Recall that our loop structure usually consists of a forward pass, a cost computation, a backward pass, and a parameter update. Before updating the parameters, we will need to perform gradient clipping when needed to make sure that your gradients are not "exploding” (taking on overly large values).

So, we will implement a function that takes in the gradients and returns a clipped version of gradients if needed. There are different ways to clip gradients; we will use a simple element-wise clipping procedure, in which every element of the gradient vector is clipped to lie between some range $\left\lbrack - N,N \right\rbrack$.

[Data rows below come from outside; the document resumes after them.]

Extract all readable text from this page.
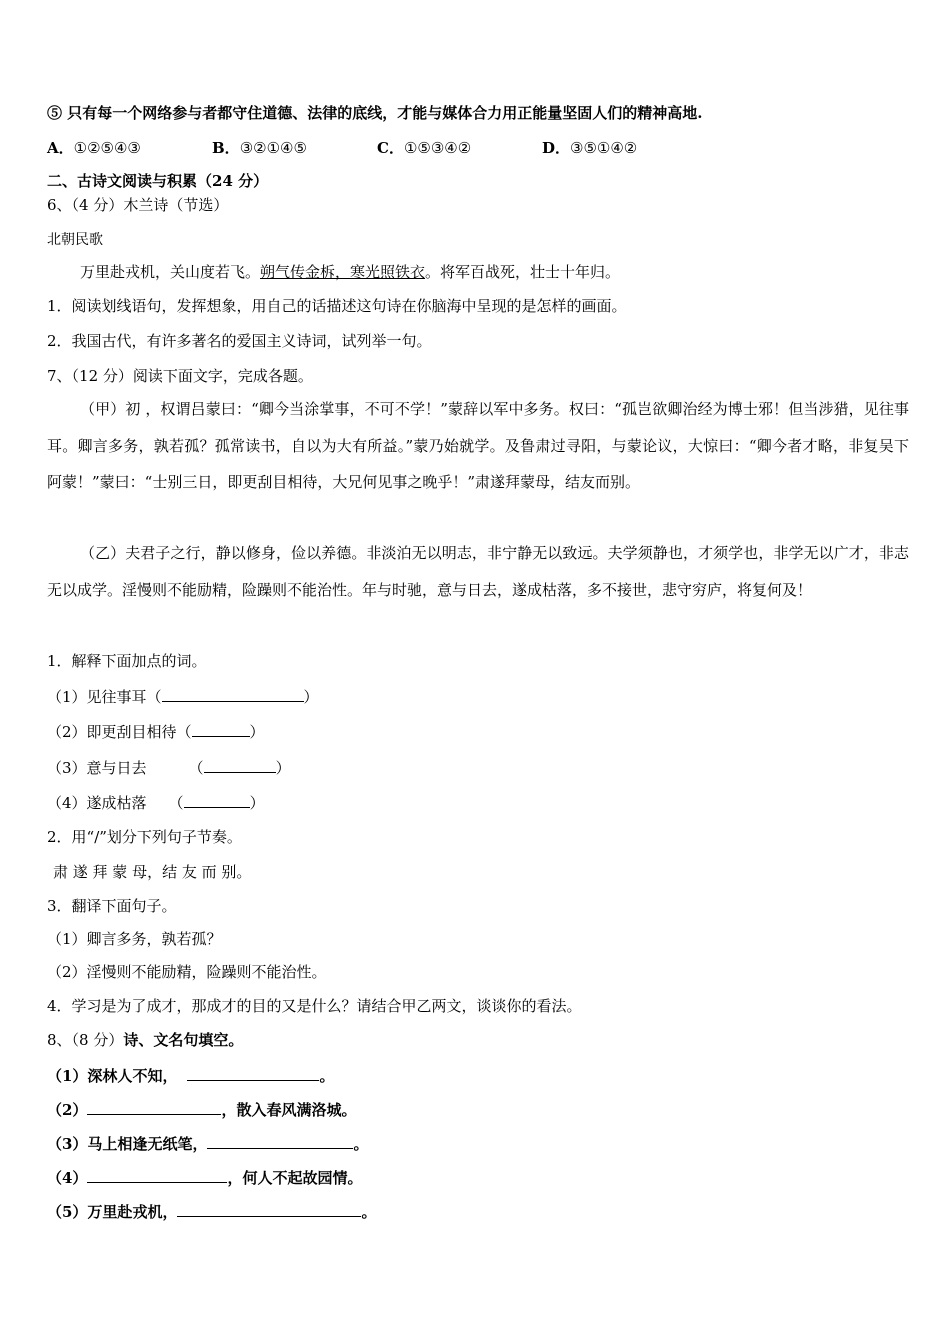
⑤ 只有每一个网络参与者都守住道德、法律的底线，才能与媒体合力用正能量坚固人们的精神高地.
A．①②⑤④③	B．③②①④⑤	C．①⑤③④②	D．③⑤①④②
二、古诗文阅读与积累（24 分）
6、（4 分）木兰诗（节选）
北朝民歌
万里赴戎机，关山度若飞。朔气传金柝，寒光照铁衣。将军百战死，壮士十年归。
1．阅读划线语句，发挥想象，用自己的话描述这句诗在你脑海中呈现的是怎样的画面。
2．我国古代，有许多著名的爱国主义诗词，试列举一句。
7、（12 分）阅读下面文字，完成各题。
（甲）初 ，权谓吕蒙曰：“卿今当涂掌事，不可不学！”蒙辞以军中多务。权曰：“孤岂欲卿治经为博士邪！但当涉猎，见往事耳。卿言多务，孰若孤？孤常读书，自以为大有所益。”蒙乃始就学。及鲁肃过寻阳，与蒙论议，大惊曰：“卿今者才略，非复吴下阿蒙！”蒙曰：“士别三日，即更刮目相待，大兄何见事之晚乎！”肃遂拜蒙母，结友而别。
（乙）夫君子之行，静以修身，俭以养德。非淡泊无以明志，非宁静无以致远。夫学须静也，才须学也，非学无以广才，非志无以成学。淫慢则不能励精，险躁则不能治性。年与时驰，意与日去，遂成枯落，多不接世，悲守穷庐，将复何及！
1．解释下面加点的词。
（1）见往事耳（	）
（2）即更刮目相待（	）
（3）意与日去	（	）
（4）遂成枯落 （	）
2．用“/”划分下列句子节奏。
肃 遂 拜 蒙 母，结 友 而 别。
3．翻译下面句子。
（1）卿言多务，孰若孤？
（2）淫慢则不能励精，险躁则不能治性。
4．学习是为了成才，那成才的目的又是什么？请结合甲乙两文，谈谈你的看法。
8、（8 分）诗、文名句填空。
（1）深林人不知，	。
（2）	，散入春风满洛城。
（3）马上相逢无纸笔，	。
（4）	，何人不起故园情。
（5）万里赴戎机，	。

def clip(gradient_lst, max_value):
... for gradient in gradient_lst:
...     np.clip(gradient, -max_value, max_value, out= gradient)
...     return gradient_lst

If you want to use it on our variables, we can do like so:

dWax, dWaa, dWya, db, dby = clip(dWax, dWaa, dWya, db, dby, 10)

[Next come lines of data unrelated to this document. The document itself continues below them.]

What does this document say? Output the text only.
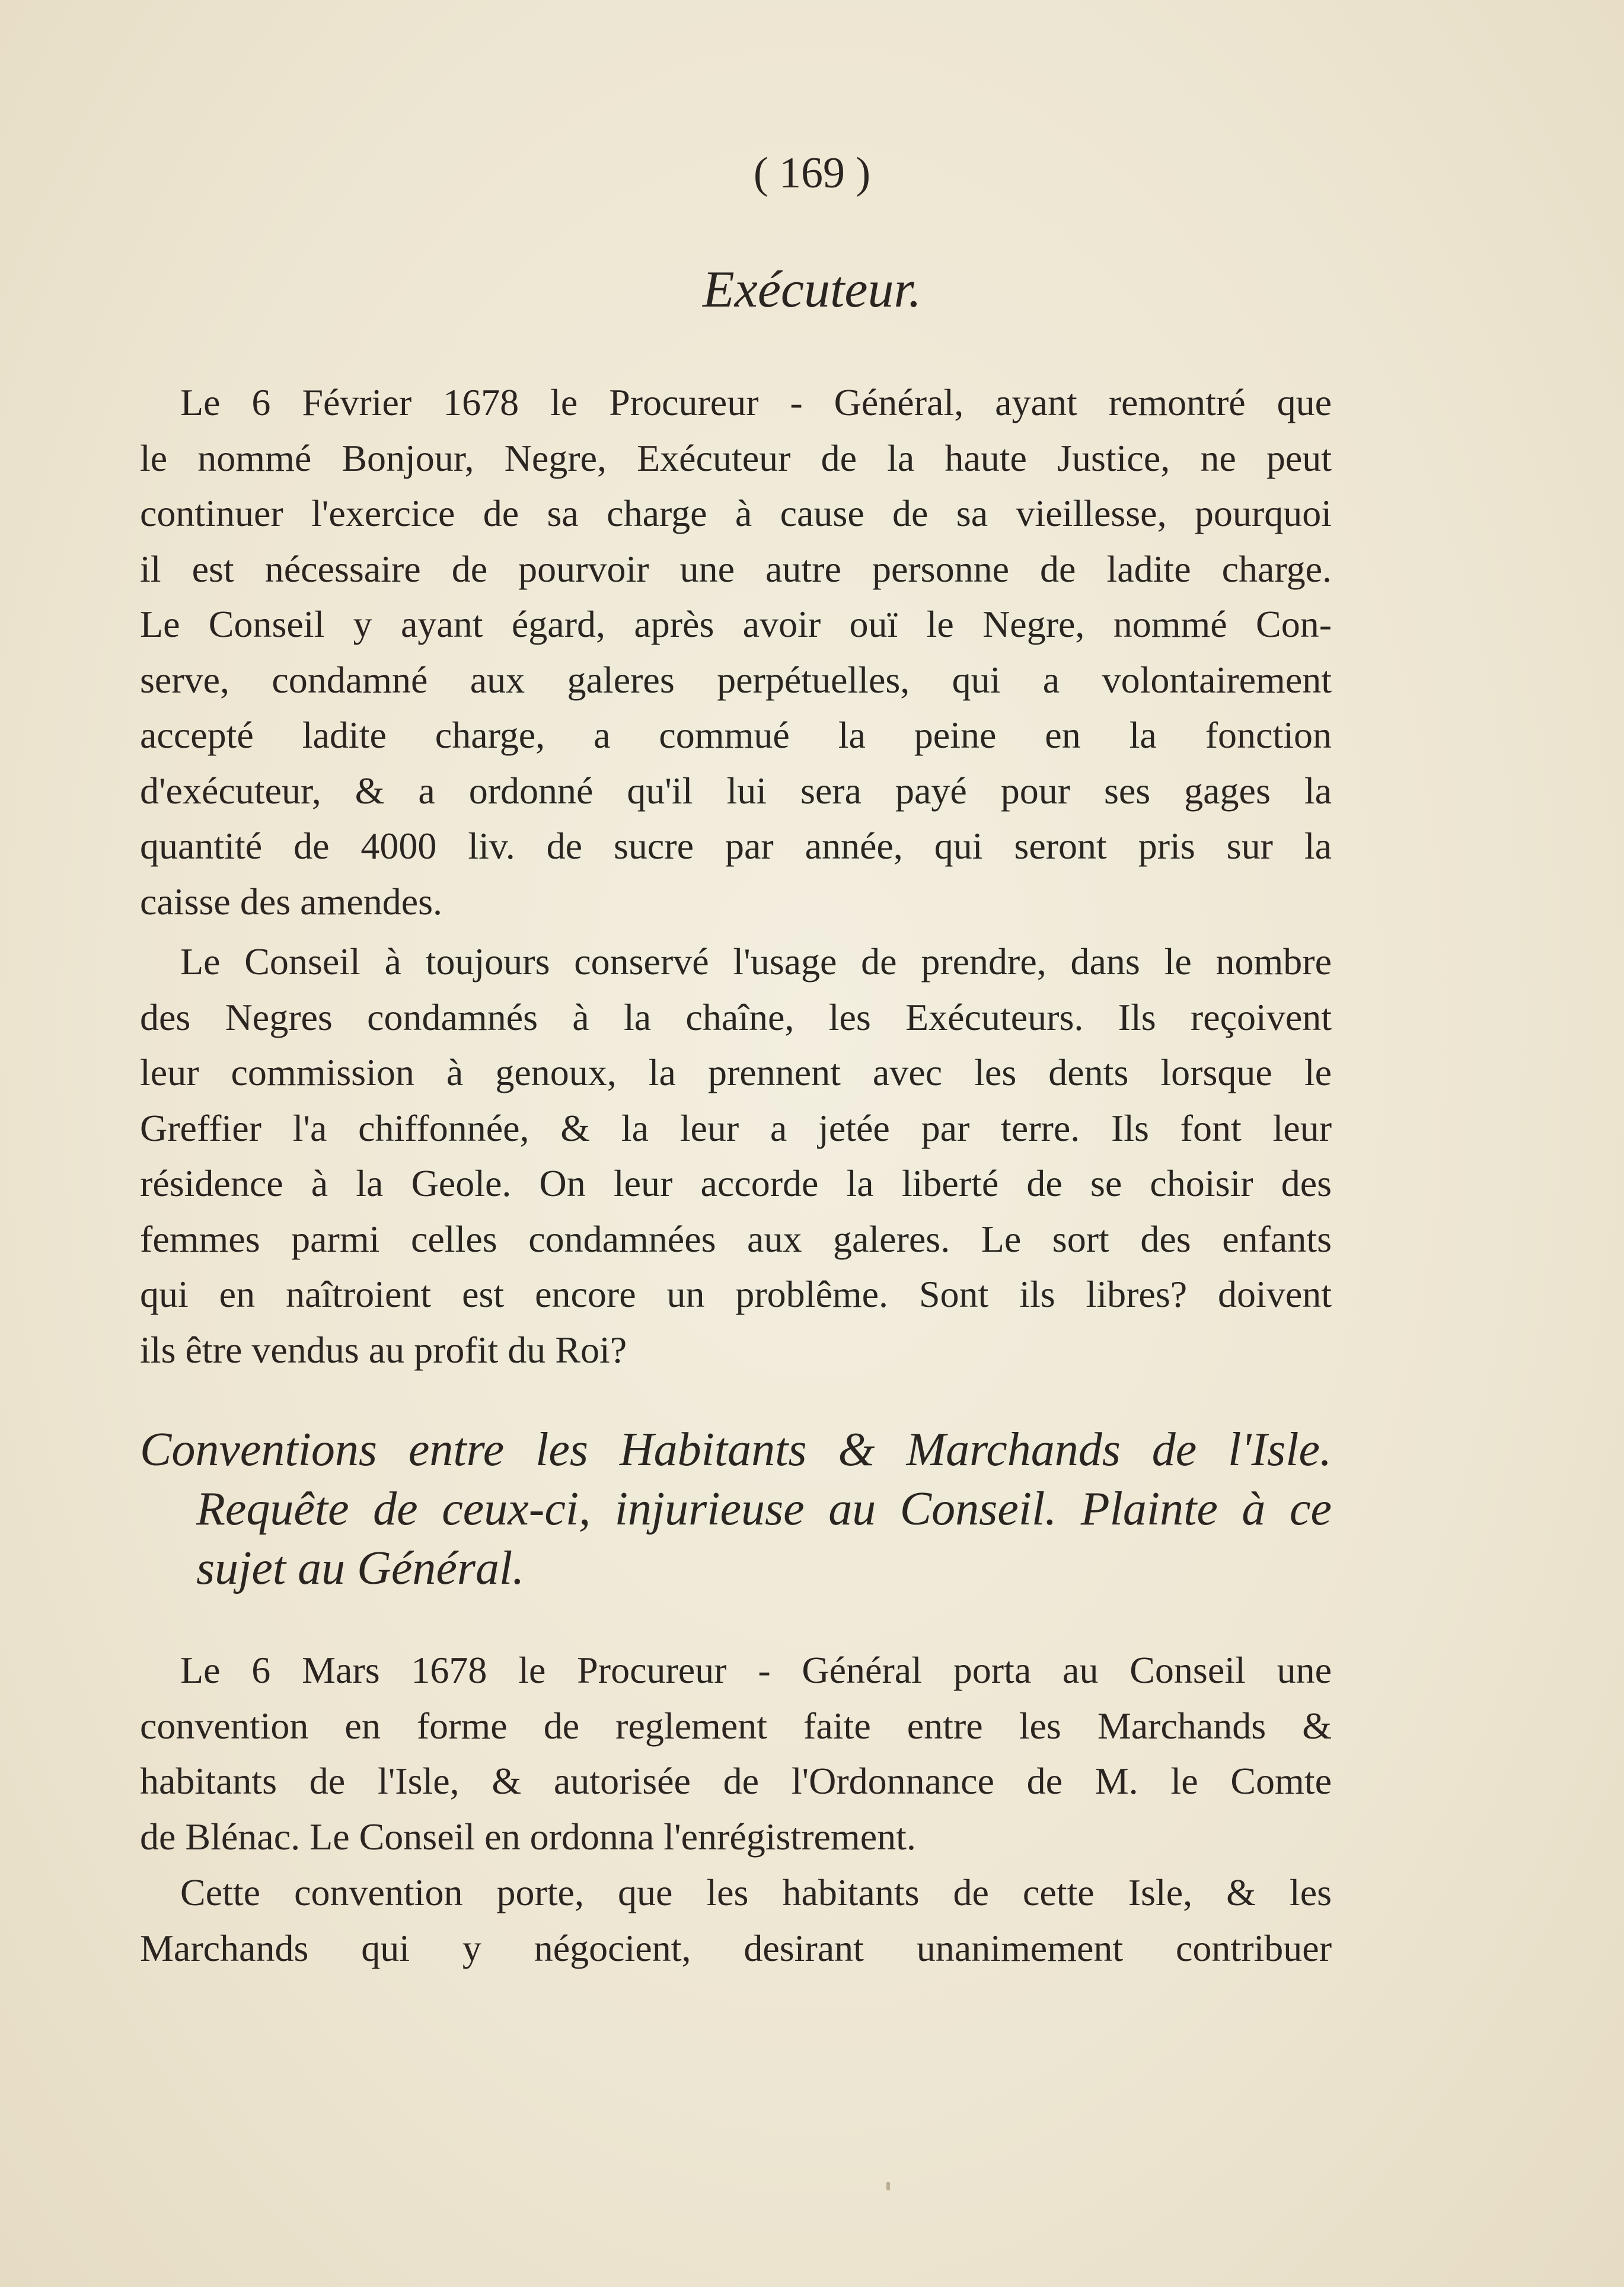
( 169 )
Exécuteur.
Le 6 Février 1678 le Procureur - Général, ayant remontré que
le nommé Bonjour, Negre, Exécuteur de la haute Justice, ne peut
continuer l'exercice de sa charge à cause de sa vieillesse, pourquoi
il est nécessaire de pourvoir une autre personne de ladite charge.
Le Conseil y ayant égard, après avoir ouï le Negre, nommé Con-
serve, condamné aux galeres perpétuelles, qui a volontairement
accepté ladite charge, a commué la peine en la fonction
d'exécuteur, & a ordonné qu'il lui sera payé pour ses gages la
quantité de 4000 liv. de sucre par année, qui seront pris sur la
caisse des amendes.
Le Conseil à toujours conservé l'usage de prendre, dans le nombre
des Negres condamnés à la chaîne, les Exécuteurs. Ils reçoivent
leur commission à genoux, la prennent avec les dents lorsque le
Greffier l'a chiffonnée, & la leur a jetée par terre. Ils font leur
résidence à la Geole. On leur accorde la liberté de se choisir des
femmes parmi celles condamnées aux galeres. Le sort des enfants
qui en naîtroient est encore un problême. Sont ils libres? doivent
ils être vendus au profit du Roi?
Conventions entre les Habitants & Marchands de l'Isle.
Requête de ceux-ci, injurieuse au Conseil. Plainte à ce
sujet au Général.
Le 6 Mars 1678 le Procureur - Général porta au Conseil une
convention en forme de reglement faite entre les Marchands &
habitants de l'Isle, & autorisée de l'Ordonnance de M. le Comte
de Blénac. Le Conseil en ordonna l'enrégistrement.
Cette convention porte, que les habitants de cette Isle, & les
Marchands qui y négocient, desirant unanimement contribuer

Here, we provided the max_value as $10$. If any component of the gradient vector is greater than $10$, it would be set to $10$; and if any component of the gradient vector is less than $- 10$, it would be set to $- 10$. If it is between $- 10$ and $10$, it is left alone.

Sampling

the Sampling is the process of use the output of a certain neuron as an input to the following neurons. It’s used with generative models where you need to generate such as language models. Let’s see how it’s done:

  • First, we input the usual $x^{\left\langle 1 \right\rangle}$ and $a^{\left\langle 0 \right\rangle}$, apply the activation function and get the output.

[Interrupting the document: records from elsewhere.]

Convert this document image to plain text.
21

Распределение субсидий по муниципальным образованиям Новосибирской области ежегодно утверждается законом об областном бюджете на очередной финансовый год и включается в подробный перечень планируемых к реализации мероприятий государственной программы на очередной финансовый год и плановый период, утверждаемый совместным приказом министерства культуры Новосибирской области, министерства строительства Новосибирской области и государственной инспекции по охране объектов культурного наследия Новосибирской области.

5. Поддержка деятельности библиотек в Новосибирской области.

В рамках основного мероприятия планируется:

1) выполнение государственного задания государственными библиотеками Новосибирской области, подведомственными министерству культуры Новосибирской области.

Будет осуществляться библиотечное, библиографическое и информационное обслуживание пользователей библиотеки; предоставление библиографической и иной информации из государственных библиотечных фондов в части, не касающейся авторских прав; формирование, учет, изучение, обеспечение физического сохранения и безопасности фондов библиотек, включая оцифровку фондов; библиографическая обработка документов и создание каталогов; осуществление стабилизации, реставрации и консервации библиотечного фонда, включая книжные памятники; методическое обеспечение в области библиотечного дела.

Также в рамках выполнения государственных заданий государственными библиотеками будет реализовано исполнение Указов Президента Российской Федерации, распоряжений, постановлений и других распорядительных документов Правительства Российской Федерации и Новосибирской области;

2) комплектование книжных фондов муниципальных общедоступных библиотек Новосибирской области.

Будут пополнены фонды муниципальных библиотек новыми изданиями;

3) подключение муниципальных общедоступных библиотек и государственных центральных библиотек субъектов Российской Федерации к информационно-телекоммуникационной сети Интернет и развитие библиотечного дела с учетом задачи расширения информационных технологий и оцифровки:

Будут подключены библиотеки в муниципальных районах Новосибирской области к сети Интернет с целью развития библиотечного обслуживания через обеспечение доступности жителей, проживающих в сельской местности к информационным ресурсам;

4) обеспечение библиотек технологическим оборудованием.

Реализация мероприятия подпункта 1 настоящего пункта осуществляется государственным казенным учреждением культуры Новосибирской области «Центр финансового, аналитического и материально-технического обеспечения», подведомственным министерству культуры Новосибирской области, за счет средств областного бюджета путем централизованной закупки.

  • Now our first time stamp $y^{\left\langle 1 \right\rangle}$will have some max probability over possible outputs, so we choose a randomly sample according to the probabilities of the possible outputs using, for example, the numpy command np.random.choice.

  • Next we then go on to the second time step which is expecting $y^{\left\langle 1 \right\rangle}$ as input to the next time-step.

  • And so on…

Example, let's say that we are creating a language model. And after we sampled the first word, the first word happened to be “the”, which is very common choice of first word. Then we pass “the” as $x^{\left\langle 2 \right\rangle}$. And now we’re trying to figure out what is the chance of the second word given that the first word is “the”. Then we again use this type of sampling function to sample $y^{\left\langle 2 \right\rangle}$ and so on.